Much arch-world attention has focused recently on the femininity of Jeanne Gang and Studio Gang Architects’ Aqua, completed several months ago in Chicago’s Lakeshore East neighborhood. The 82-story multi-use skyscraper was the fifth-tallest edifice built worldwide in 2009, and is allegedly the tallest building in the United States designed by an architecture firm headed by a woman. This latter assertion, by default, invites debate over whether the design is influenced significantly — or at all — by the designer’s gender. As stereotypes go, organic and curving lines are generally associated with feminine forms. Thus, the functional undulating balconies are quoted as having “a feminine touch” by the Los Angeles Times’ Christopher Hawthorne.
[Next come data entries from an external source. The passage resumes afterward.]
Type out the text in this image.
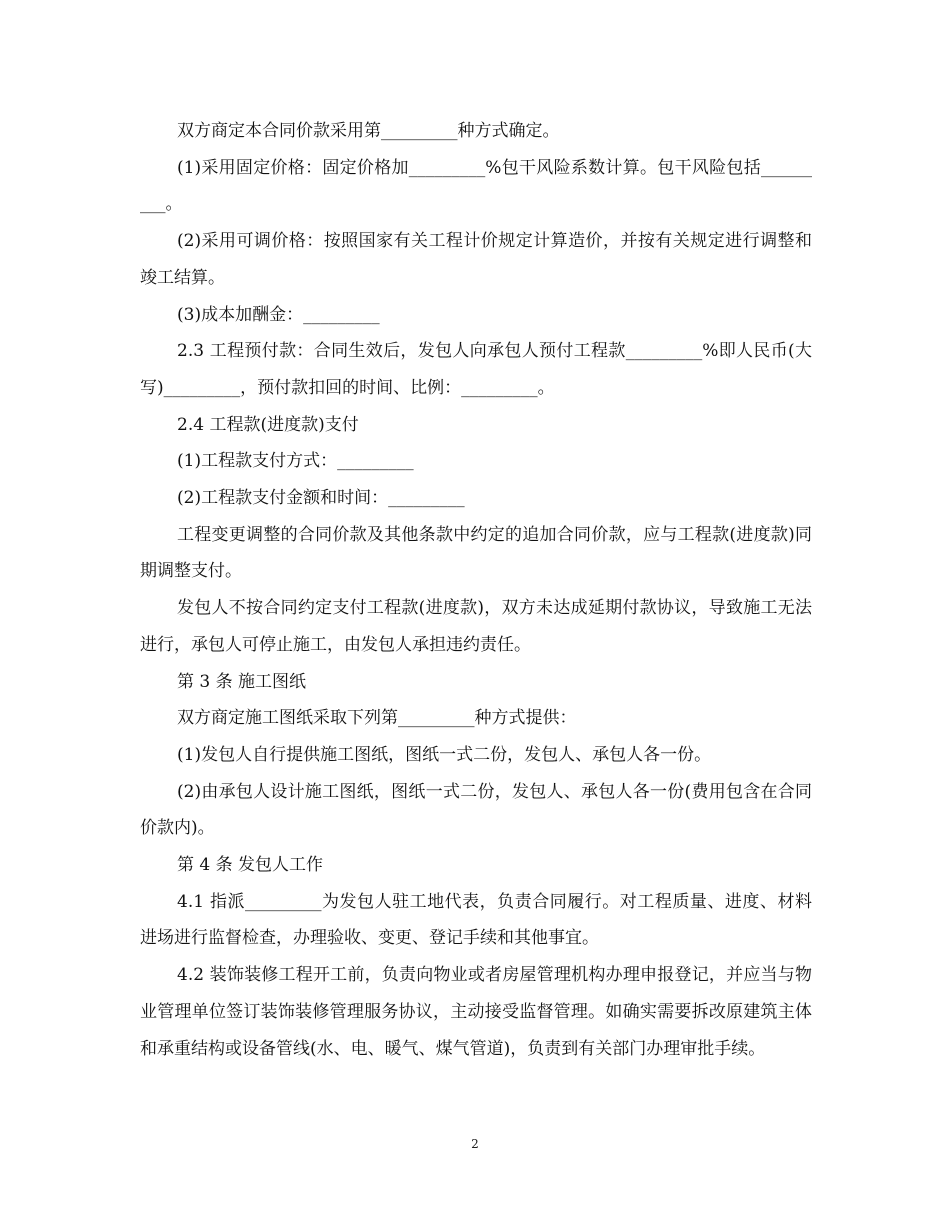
双方商定本合同价款采用第_________种方式确定。

(1)采用固定价格：固定价格加_________%包干风险系数计算。包干风险包括_________。

(2)采用可调价格：按照国家有关工程计价规定计算造价，并按有关规定进行调整和竣工结算。

(3)成本加酬金：_________

2.3 工程预付款：合同生效后，发包人向承包人预付工程款_________%即人民币(大写)_________，预付款扣回的时间、比例：_________。

2.4 工程款(进度款)支付

(1)工程款支付方式：_________

(2)工程款支付金额和时间：_________

工程变更调整的合同价款及其他条款中约定的追加合同价款，应与工程款(进度款)同期调整支付。

发包人不按合同约定支付工程款(进度款)，双方未达成延期付款协议，导致施工无法进行，承包人可停止施工，由发包人承担违约责任。

第 3 条 施工图纸

双方商定施工图纸采取下列第_________种方式提供：

(1)发包人自行提供施工图纸，图纸一式二份，发包人、承包人各一份。

(2)由承包人设计施工图纸，图纸一式二份，发包人、承包人各一份(费用包含在合同价款内)。

第 4 条 发包人工作

4.1 指派_________为发包人驻工地代表，负责合同履行。对工程质量、进度、材料进场进行监督检查，办理验收、变更、登记手续和其他事宜。

4.2 装饰装修工程开工前，负责向物业或者房屋管理机构办理申报登记，并应当与物业管理单位签订装饰装修管理服务协议，主动接受监督管理。如确实需要拆改原建筑主体和承重结构或设备管线(水、电、暖气、煤气管道)，负责到有关部门办理审批手续。

2
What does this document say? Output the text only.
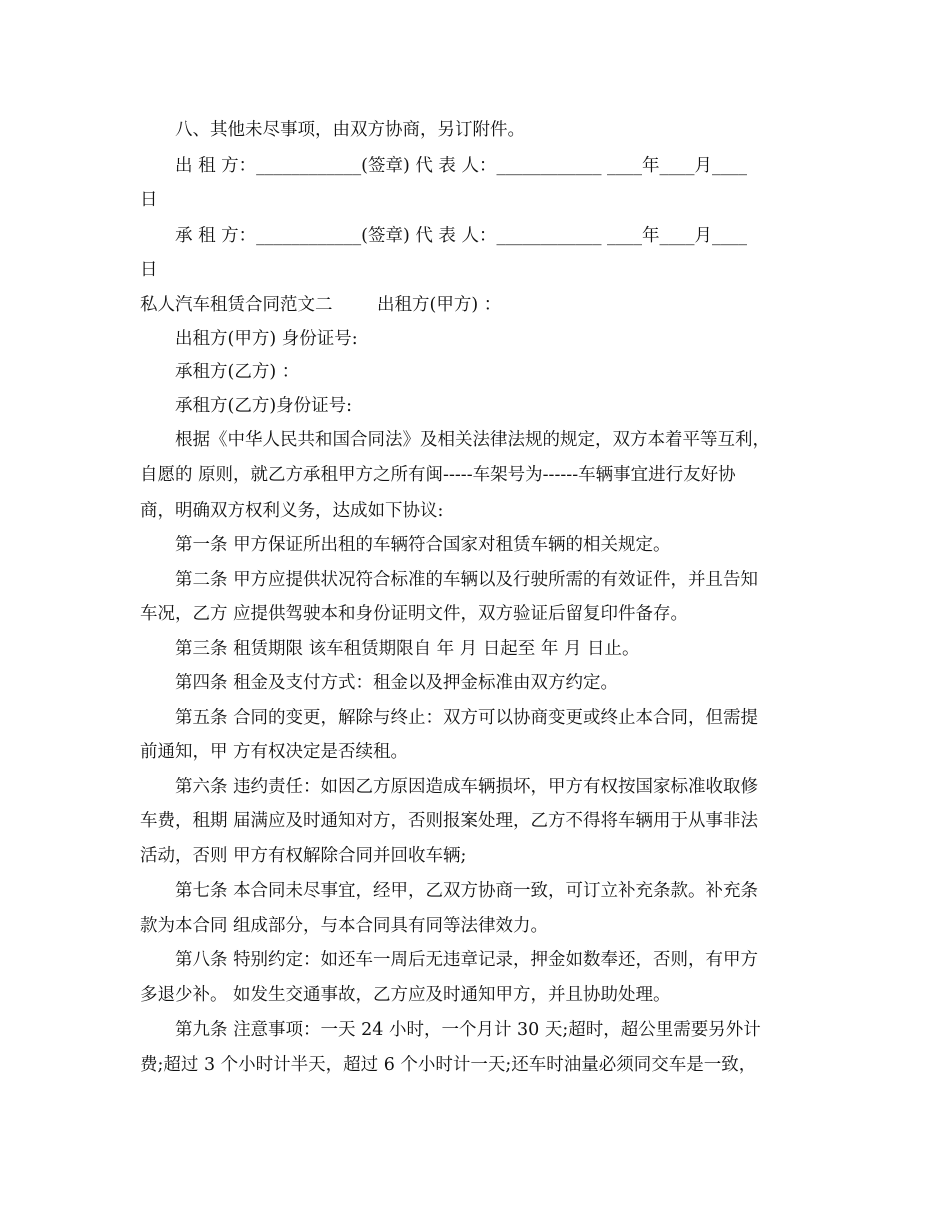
八、其他未尽事项，由双方协商，另订附件。
出 租 方：____________(签章) 代 表 人：____________ ____年____月____
日
承 租 方：____________(签章) 代 表 人：____________ ____年____月____
日
私人汽车租赁合同范文二        出租方(甲方) ：
出租方(甲方) 身份证号:
承租方(乙方) ：
承租方(乙方)身份证号:
根据《中华人民共和国合同法》及相关法律法规的规定，双方本着平等互利，
自愿的 原则，就乙方承租甲方之所有闽-----车架号为------车辆事宜进行友好协
商，明确双方权利义务，达成如下协议:
第一条 甲方保证所出租的车辆符合国家对租赁车辆的相关规定。
第二条 甲方应提供状况符合标准的车辆以及行驶所需的有效证件，并且告知
车况，乙方 应提供驾驶本和身份证明文件，双方验证后留复印件备存。
第三条 租赁期限 该车租赁期限自 年 月 日起至 年 月 日止。
第四条 租金及支付方式：租金以及押金标准由双方约定。
第五条 合同的变更，解除与终止：双方可以协商变更或终止本合同，但需提
前通知，甲 方有权决定是否续租。
第六条 违约责任：如因乙方原因造成车辆损坏，甲方有权按国家标准收取修
车费，租期 届满应及时通知对方，否则报案处理，乙方不得将车辆用于从事非法
活动，否则 甲方有权解除合同并回收车辆;
第七条 本合同未尽事宜，经甲，乙双方协商一致，可订立补充条款。补充条
款为本合同 组成部分，与本合同具有同等法律效力。
第八条 特别约定：如还车一周后无违章记录，押金如数奉还，否则，有甲方
多退少补。 如发生交通事故，乙方应及时通知甲方，并且协助处理。
第九条 注意事项：一天 24 小时，一个月计 30 天;超时，超公里需要另外计
费;超过 3 个小时计半天，超过 6 个小时计一天;还车时油量必须同交车是一致，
It seems, however, that the wave-like shapes enveloping Aqua are more evocative of the waters in nearby Lake Michigan than of any female convention. In Hawthorne’s defense, it’s plausible that he settled upon his comparison based upon the historically hard-edged and “masculine” skyline that Chicago possesses. Belying that long-held impression, however, is one of Chicago’s most iconic contemporary landmarks, Frank Gehry’s Pritzker Pavillion, which contains the very same curvaceous elements that are considered by some to be feminine in Aqua. Obviously, the structures’ proportions are starkly different, but the repetitive undulating lines strike a similar chord.
More immediately relevant than any dialogue over gender distinction, however, is the fact that Aqua’s exterior curvatures function as balconies of varying sizes for the hotel rooms, condo units and apartments within the building. In other words, as with other projects by Studio Gang Architects (such as the South Pond of Chicago’s Lincoln Park Zoo), function drives every element of the design.

For all the stylistic moxie and apparent functionality the building exudes upon first glance, though, Aqua’s interior spaces are incongruous with the building’s striking exterior. Held up against the public face of the building, the interior layout appears rather ordinary, and fails to utilize space in any unique manner. With the noteworthy exception of the aforementioned balconies, it seems you’d have no trouble finding similar living quarters in any number of new urban high-rises across the country. Not surprisingly, then, the question of whether femininity can be intrinsic in design becomes moot upon examining the interior, as the space is essentially devoid of any particular design fingerprints. The source of this interior/exterior discord is easily identified: Loewenberg Associates, a firm that specializes in such urban high-rise residential projects, designed the building’s internal spaces, while Studio Gang took the reins for the building’s exterior.